Notes from the first Tory leadership hustings
It is one of those gigs that is the hearing equivalent of an optician asking you read that pesky last line of tiny letters when you are having your eyes tested.
The Tory leadership hustings hosted by the One Nation Caucus of Conservative MPs began with reporters, me included, starting to loiter outside.
Between us and the action inside, there were two heavy wooden doors and a pretty thick wall - and some parliamentary security staff not particularly keen on us leaning too obviously against either the doors or the wall.
A rather forthright conversation then began between us lot in the press pack and Conservative Party officials about why we weren't allowed in - given those in the room were discussing who should be our prime minister by the end of next month.
The argument from the journalists was our audiences should be fully informed about what is going on, even if the vast majority, those who are not Conservative Party members, will have no direct say in who becomes our country's next leader.
The argument from the Conservative MP Nicky Morgan, one of the organisers, was "this was a job interview, and most job interviews are not conducted in public".
She also made the point that we would see plenty of the candidates in public in the coming weeks.
First up was Home Secretary Sajid Javid. He had an organised briefing operation, with one of his team talking us through the key points their man was making in the room.
"You don't beat the Brexit Party by becoming the Brexit Party," was one of the quotes. There were about 80 people in the room to listen.
Next up it was Rory Stewart, new to the cabinet, but commanding a lot of attention, if not vast amounts of support from his colleagues in the early stages of this race.
No member of his team was there to talk to us, and he didn't want to talk to us afterwards either.
But, we were told, he emphasised again the importance to him of ruling out a no-deal Brexit.
The One Nation Caucus is, very broadly, those on the left of the parliamentary party and those who are pro-European.
Banging of the walls
So the arrival down the corridor of Brexiteers John Redwood and Jacob Rees Mogg suggested only one thing: it was time for former cabinet ministers Boris Johnson and Andrea Leadsom.
All Conservative MPs were allowed to attend these hustings.
Mr Johnson was welcomed with banging of the walls - a bizarre Westminster ritual which translates as enthusiasm, rather than an attempt to escape.

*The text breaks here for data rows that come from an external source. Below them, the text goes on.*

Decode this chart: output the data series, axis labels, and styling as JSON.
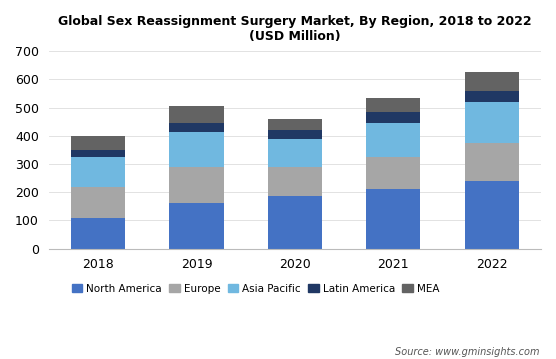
{
  "years": [
    "2018",
    "2019",
    "2020",
    "2021",
    "2022"
  ],
  "series": {
    "North America": [
      110,
      160,
      185,
      210,
      240
    ],
    "Europe": [
      110,
      130,
      105,
      115,
      135
    ],
    "Asia Pacific": [
      105,
      125,
      100,
      120,
      145
    ],
    "Latin America": [
      25,
      30,
      30,
      40,
      40
    ],
    "MEA": [
      50,
      60,
      40,
      50,
      65
    ]
  },
  "colors": {
    "North America": "#4472c4",
    "Europe": "#a6a6a6",
    "Asia Pacific": "#70b8e0",
    "Latin America": "#203864",
    "MEA": "#636363"
  },
  "title_line1": "Global Sex Reassignment Surgery Market, By Region, 2018 to 2022",
  "title_line2": "(USD Million)",
  "ylim": [
    0,
    700
  ],
  "yticks": [
    0,
    100,
    200,
    300,
    400,
    500,
    600,
    700
  ],
  "source_text": "Source: www.gminsights.com",
  "bar_width": 0.55,
  "legend_order": [
    "North America",
    "Europe",
    "Asia Pacific",
    "Latin America",
    "MEA"
  ],
  "background_color": "#ffffff"
}
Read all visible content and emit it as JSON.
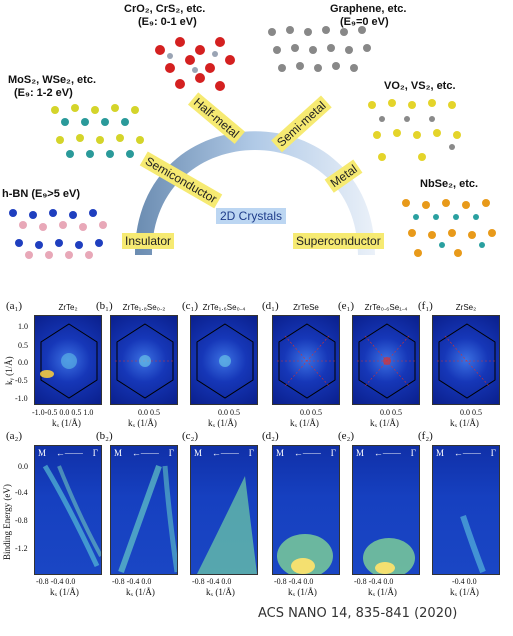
{
  "top": {
    "materials": [
      {
        "name": "CrO₂, CrS₂, etc.",
        "eg": "(E₉: 0-1 eV)"
      },
      {
        "name": "Graphene, etc.",
        "eg": "(E₉=0 eV)"
      },
      {
        "name": "MoS₂, WSe₂, etc.",
        "eg": "(E₉: 1-2 eV)"
      },
      {
        "name": "VO₂, VS₂, etc.",
        "eg": ""
      },
      {
        "name": "h-BN (E₉>5 eV)",
        "eg": ""
      },
      {
        "name": "NbSe₂, etc.",
        "eg": ""
      }
    ],
    "arc_labels": [
      "Half-metal",
      "Semi-metal",
      "Semiconductor",
      "Metal",
      "Insulator",
      "Superconductor"
    ],
    "center": "2D Crystals"
  },
  "panels": {
    "row1_labels": [
      "(a₁)",
      "(b₁)",
      "(c₁)",
      "(d₁)",
      "(e₁)",
      "(f₁)"
    ],
    "row2_labels": [
      "(a₂)",
      "(b₂)",
      "(c₂)",
      "(d₂)",
      "(e₂)",
      "(f₂)"
    ],
    "titles": [
      "ZrTe₂",
      "ZrTe₁.₈Se₀.₂",
      "ZrTe₁.₆Se₀.₄",
      "ZrTeSe",
      "ZrTe₀.₆Se₁.₄",
      "ZrSe₂"
    ],
    "fs_yticks": [
      "1.0",
      "0.5",
      "0.0",
      "-0.5",
      "-1.0"
    ],
    "fs_ylabel": "kᵧ (1/Å)",
    "fs_xticks": [
      "-1.0-0.5 0.0 0.5 1.0",
      "0.0 0.5",
      "0.0 0.5",
      "0.0 0.5",
      "0.0 0.5",
      "0.0 0.5"
    ],
    "fs_xlabel": "kₓ (1/Å)",
    "disp_yticks": [
      "0.0",
      "-0.4",
      "-0.8",
      "-1.2"
    ],
    "disp_ylabel": "Binding Energy (eV)",
    "disp_xticks": [
      "-0.8 -0.4 0.0",
      "-0.8 -0.4 0.0",
      "-0.8 -0.4 0.0",
      "-0.8 -0.4 0.0",
      "-0.8 -0.4 0.0",
      "-0.4 0.0"
    ],
    "disp_xlabel": "kₓ (1/Å)",
    "m_label": "M",
    "gamma_label": "Γ",
    "arrow": "←——"
  },
  "citation": "ACS NANO 14,  835-841  (2020)"
}
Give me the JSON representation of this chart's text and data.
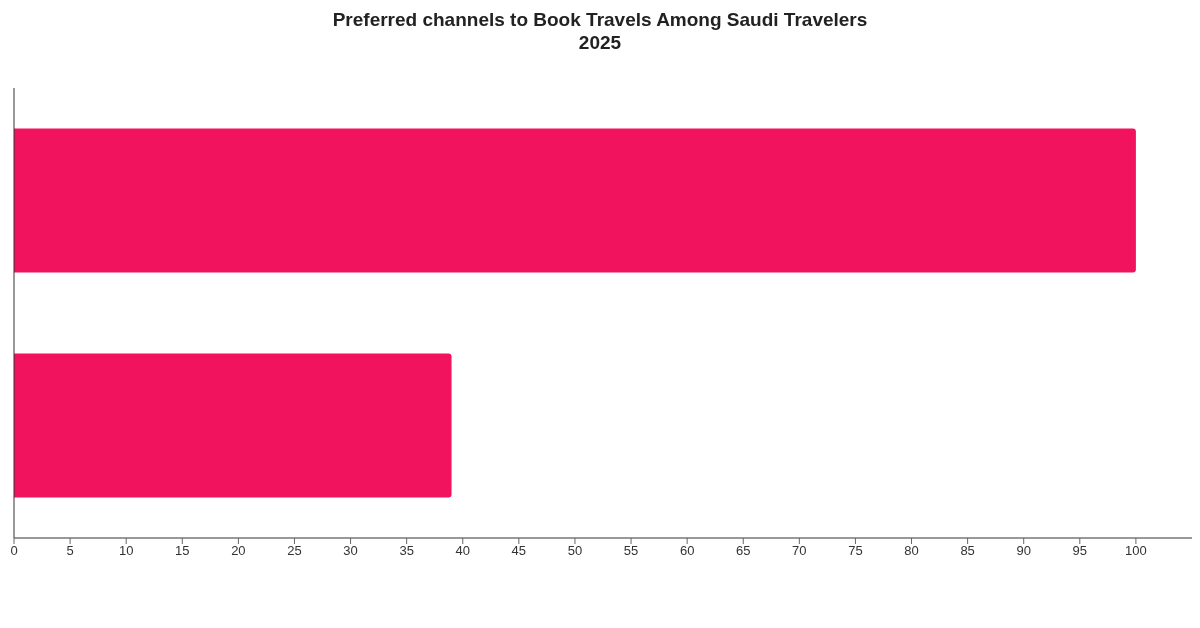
{
  "chart_data": {
    "type": "bar",
    "orientation": "horizontal",
    "title": "Preferred channels to Book Travels Among Saudi Travelers\n2025",
    "categories": [
      null,
      null
    ],
    "values": [
      100,
      39
    ],
    "color": "#f2135f",
    "xlim": [
      0,
      105
    ],
    "xticks": [
      0,
      5,
      10,
      15,
      20,
      25,
      30,
      35,
      40,
      45,
      50,
      55,
      60,
      65,
      70,
      75,
      80,
      85,
      90,
      95,
      100
    ],
    "grid": false,
    "legend": false
  }
}
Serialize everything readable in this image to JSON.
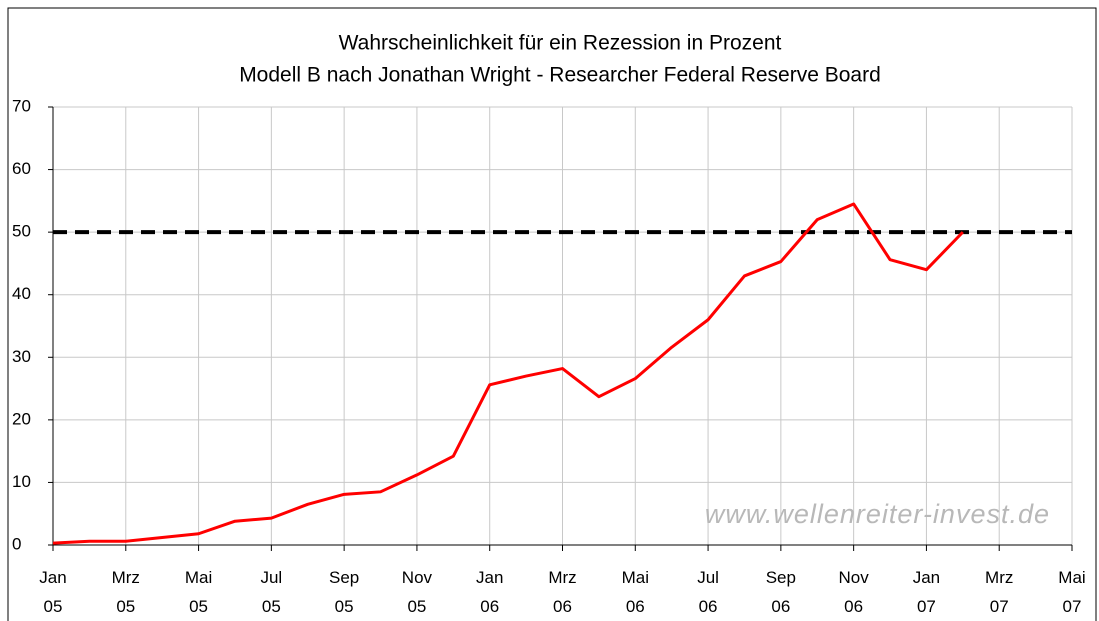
{
  "chart_data": {
    "type": "line",
    "title": "Wahrscheinlichkeit für ein Rezession in Prozent",
    "subtitle": "Modell B nach Jonathan Wright - Researcher Federal Reserve Board",
    "categories": [
      "Jan 05",
      null,
      "Mrz 05",
      null,
      "Mai 05",
      null,
      "Jul 05",
      null,
      "Sep 05",
      null,
      "Nov 05",
      null,
      "Jan 06",
      null,
      "Mrz 06",
      null,
      "Mai 06",
      null,
      "Jul 06",
      null,
      "Sep 06",
      null,
      "Nov 06",
      null,
      "Jan 07",
      null,
      "Mrz 07",
      null,
      "Mai 07"
    ],
    "series": [
      {
        "color": "#ff0000",
        "values": [
          0.3,
          0.6,
          0.6,
          1.2,
          1.8,
          3.8,
          4.3,
          6.5,
          8.1,
          8.5,
          11.2,
          14.2,
          25.6,
          27,
          28.2,
          23.7,
          26.6,
          31.6,
          36,
          43,
          45.3,
          52,
          54.5,
          45.6,
          44,
          50,
          null,
          null,
          null
        ]
      }
    ],
    "reference_line": {
      "value": 50,
      "color": "#000000"
    },
    "annotation": "www.wellenreiter-invest.de",
    "ylim": [
      0,
      70
    ],
    "yticks": [
      0,
      10,
      20,
      30,
      40,
      50,
      60,
      70
    ],
    "grid": true
  }
}
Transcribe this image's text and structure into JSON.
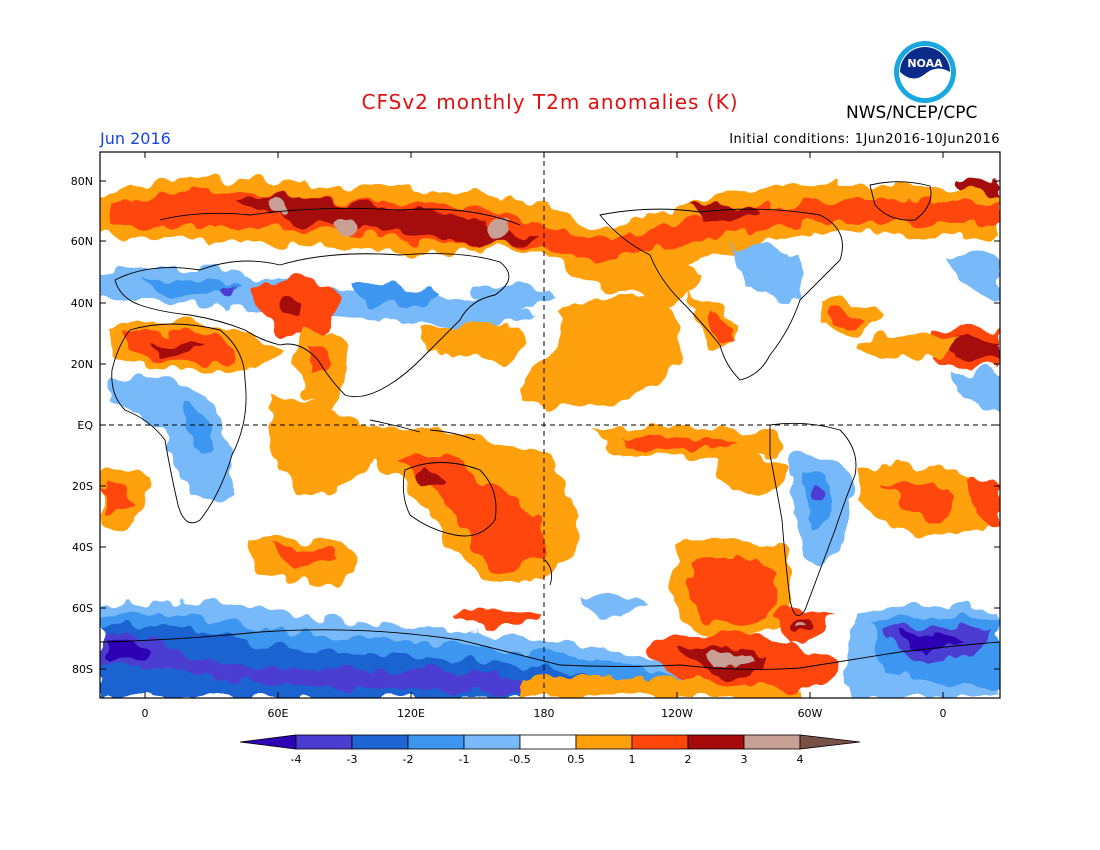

It just so happened that while the former Foreign Secretary was speaking, someone inside the room kept their foot in the door and so we reporters had a far better chance of hearing what he was saying than we did with the others.
His team were also very efficient in filling us in too.
"We must get ready, eventually but not immediately, to beat Jeremy Corbyn and put Farage back in his box. We are facing an existential crisis and will not be forgiven if we do not deliver Brexit on 31 October," he told his colleagues.
Not everyone was onside, mind.
The Tory MP James Duddridge left, telling us that while listening to Boris Johnson, the veteran Conservative Sir Nicholas Soames "has his head in his hands like all his family has died." And Ken Clarke, Mr Duddridge reported, sat "with his arms folded."
'An election winner'
But as soon as Mr Johnson had finished, the former Defence Secretary Gavin Williamson was puppyish in his enthusiasm for Mr Johnson.
"The only one who can put the Brexit Party back in its box...he is the one who can save the party...the audience recognised you had an election winner," he claimed.
Plenty left when Boris Johnson was finished. MPs were red-faced and sweating, and complaining about how hot the packed room was.
But there was still one more wannabe: Andrea Leadsom, the former Leader of the Commons, turned up for her slot at half past eight.
There were still about 40 MPs there to listen.
No briefing from her or her team for us, but we were told afterwards she had talked again about a "managed exit" at the end of October and a series of "mini deals" with the European Union.
Asked afterwards which candidate offered the most unicorns - ideas that were seen to be undeliverable - Nicky Morgan said that was our word, not hers, but Mrs Leadsom probably had the hardest task winning people over in the room.
At the end, one MP wandered up to me and said: "if only we had someone who combined the brains of Rory, the feelgood factor of Boris and the attention to detail of some of the others. The thing is, we don't."
There are more hustings, plenty more hustings to come. We will have a new prime minister in seven weeks' time.